Gold slips as hawkish Fed lifts U.S. dollar, yields
Gold prices extended losses to an over one-week low on Thursday as the U.S. dollar and Treasury yields rallied after U.S. Federal Reserve Chairman Jerome Powell signalled an interest rate hike in March.
Spot gold fell 0.2% to $1,815.07 per ounce by 1024 GMT, after dropping nearly 1.6% in the previous session. U.S. gold futures fell 0.8% to $1,815.60.
"The reaction was normal in the sense that Chairman Powell stressed the strength of the economy and the determination to fight inflation," said Carsten Fritsch, a commodities analyst at Commerzbank. Powell struck a hawkish tone on Wednesday, flagging a rate increase in March, sending the U.S. Benchmark 10-year yields to near one-week highs, while the dollar rose to its highest level in over a month.
Higher yields and interest rate hikes dent the appeal of bullion by raising the opportunity cost of holding non-interest paying gold. During the past few days, gold benefited from the weakness in the equity market, underpinning its status as safe haven - but after the Fed comments both gold and equities sold off, which means the economic outlook as presented by the Fed is so much more important for the gold market, Fritsch added.

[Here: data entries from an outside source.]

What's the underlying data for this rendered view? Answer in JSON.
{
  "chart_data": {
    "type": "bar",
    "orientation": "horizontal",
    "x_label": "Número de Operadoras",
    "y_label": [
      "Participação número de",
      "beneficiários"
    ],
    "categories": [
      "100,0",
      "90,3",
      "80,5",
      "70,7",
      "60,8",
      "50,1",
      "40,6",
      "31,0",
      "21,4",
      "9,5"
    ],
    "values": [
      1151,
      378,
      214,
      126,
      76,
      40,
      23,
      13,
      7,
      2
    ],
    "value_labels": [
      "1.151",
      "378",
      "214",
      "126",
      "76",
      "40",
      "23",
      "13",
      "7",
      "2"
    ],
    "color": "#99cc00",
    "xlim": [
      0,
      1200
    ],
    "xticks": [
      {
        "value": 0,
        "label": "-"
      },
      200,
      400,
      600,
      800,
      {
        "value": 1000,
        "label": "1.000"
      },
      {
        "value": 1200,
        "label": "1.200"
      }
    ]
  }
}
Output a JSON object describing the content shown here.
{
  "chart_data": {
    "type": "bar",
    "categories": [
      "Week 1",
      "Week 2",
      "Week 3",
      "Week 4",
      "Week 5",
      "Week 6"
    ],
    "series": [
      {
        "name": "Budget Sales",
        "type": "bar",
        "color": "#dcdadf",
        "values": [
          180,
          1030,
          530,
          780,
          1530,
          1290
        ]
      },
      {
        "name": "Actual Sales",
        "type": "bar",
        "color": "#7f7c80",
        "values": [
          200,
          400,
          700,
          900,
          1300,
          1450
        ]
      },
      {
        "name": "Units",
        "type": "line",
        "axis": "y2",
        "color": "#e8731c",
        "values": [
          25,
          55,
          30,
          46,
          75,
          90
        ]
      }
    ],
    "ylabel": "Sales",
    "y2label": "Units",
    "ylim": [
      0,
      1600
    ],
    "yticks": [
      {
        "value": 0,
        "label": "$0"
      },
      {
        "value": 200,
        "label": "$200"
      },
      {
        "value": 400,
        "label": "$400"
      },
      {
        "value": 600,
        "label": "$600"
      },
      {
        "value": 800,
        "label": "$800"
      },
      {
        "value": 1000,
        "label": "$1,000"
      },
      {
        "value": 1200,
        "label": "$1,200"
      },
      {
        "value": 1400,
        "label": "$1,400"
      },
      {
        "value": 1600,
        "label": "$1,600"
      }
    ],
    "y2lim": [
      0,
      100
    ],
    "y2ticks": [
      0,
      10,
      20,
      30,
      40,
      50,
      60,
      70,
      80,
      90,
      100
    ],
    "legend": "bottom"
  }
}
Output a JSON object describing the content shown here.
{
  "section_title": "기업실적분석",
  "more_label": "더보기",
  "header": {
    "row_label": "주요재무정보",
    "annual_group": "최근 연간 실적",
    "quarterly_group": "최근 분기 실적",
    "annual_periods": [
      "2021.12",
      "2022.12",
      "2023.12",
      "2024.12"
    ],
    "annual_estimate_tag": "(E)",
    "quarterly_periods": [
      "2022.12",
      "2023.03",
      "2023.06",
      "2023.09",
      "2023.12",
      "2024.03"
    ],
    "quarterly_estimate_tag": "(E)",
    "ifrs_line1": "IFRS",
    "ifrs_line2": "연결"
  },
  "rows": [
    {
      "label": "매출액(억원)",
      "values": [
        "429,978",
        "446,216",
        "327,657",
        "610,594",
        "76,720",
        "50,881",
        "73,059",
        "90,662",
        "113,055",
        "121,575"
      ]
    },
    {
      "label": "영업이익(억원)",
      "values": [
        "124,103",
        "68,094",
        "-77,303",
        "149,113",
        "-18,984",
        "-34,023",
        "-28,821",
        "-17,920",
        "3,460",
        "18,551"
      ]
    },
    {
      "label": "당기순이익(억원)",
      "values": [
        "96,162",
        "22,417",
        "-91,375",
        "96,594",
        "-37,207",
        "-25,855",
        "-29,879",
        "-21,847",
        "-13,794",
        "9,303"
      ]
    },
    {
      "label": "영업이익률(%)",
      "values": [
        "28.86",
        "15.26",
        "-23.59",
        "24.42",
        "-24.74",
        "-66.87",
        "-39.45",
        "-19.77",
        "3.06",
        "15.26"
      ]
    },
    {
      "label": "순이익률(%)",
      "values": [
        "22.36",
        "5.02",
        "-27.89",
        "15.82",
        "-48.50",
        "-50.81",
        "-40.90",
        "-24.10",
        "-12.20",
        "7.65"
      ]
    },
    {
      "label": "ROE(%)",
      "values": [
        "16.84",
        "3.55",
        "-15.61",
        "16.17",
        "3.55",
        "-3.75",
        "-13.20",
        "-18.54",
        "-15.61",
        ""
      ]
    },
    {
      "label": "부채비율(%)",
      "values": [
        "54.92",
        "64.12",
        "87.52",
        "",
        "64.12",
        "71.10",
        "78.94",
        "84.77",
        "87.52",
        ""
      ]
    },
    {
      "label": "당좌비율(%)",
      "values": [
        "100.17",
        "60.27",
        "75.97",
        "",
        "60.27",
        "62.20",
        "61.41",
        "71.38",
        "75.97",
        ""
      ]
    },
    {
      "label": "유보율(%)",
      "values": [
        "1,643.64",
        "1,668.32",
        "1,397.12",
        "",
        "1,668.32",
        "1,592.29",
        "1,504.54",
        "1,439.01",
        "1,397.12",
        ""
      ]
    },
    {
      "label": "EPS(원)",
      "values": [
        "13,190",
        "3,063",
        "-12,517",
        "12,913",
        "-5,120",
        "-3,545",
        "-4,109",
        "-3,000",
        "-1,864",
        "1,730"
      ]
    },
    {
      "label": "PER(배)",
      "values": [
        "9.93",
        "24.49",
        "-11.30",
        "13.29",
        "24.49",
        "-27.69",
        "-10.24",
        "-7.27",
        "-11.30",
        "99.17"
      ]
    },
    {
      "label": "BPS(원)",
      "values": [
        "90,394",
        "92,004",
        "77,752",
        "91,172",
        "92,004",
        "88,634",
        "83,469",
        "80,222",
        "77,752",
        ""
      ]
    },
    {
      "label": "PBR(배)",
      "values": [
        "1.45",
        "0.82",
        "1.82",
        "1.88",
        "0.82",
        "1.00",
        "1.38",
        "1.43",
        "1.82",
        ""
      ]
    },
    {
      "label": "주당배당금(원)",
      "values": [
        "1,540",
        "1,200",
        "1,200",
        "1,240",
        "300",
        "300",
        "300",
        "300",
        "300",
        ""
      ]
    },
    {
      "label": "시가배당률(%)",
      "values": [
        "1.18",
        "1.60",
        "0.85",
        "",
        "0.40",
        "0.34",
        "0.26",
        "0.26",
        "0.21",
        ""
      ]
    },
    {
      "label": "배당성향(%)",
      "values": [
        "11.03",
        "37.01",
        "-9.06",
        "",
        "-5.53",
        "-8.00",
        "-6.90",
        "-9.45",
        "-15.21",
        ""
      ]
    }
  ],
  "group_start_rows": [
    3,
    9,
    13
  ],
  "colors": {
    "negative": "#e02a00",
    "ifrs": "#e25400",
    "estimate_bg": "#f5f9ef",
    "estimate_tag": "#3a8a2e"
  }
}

Gold prices have declined about 2.5% since hitting its highest in 10 weeks on Tuesday. "The market right now just needs to increase the risk of a faster pace of rate hikes, but at the same time faster pace of rate hikes potentially into a slowing economic outlook and inflation is not going down anytime soon," said Saxo Bank analyst Ole Hansen, which should support gold as a hedge against some of these developments.
Spot silver fell 0.8% to $23.30 an ounce. Platinum inched up 0.1% to $1,031.84, and palladium was up 1.4% to $2,361.95.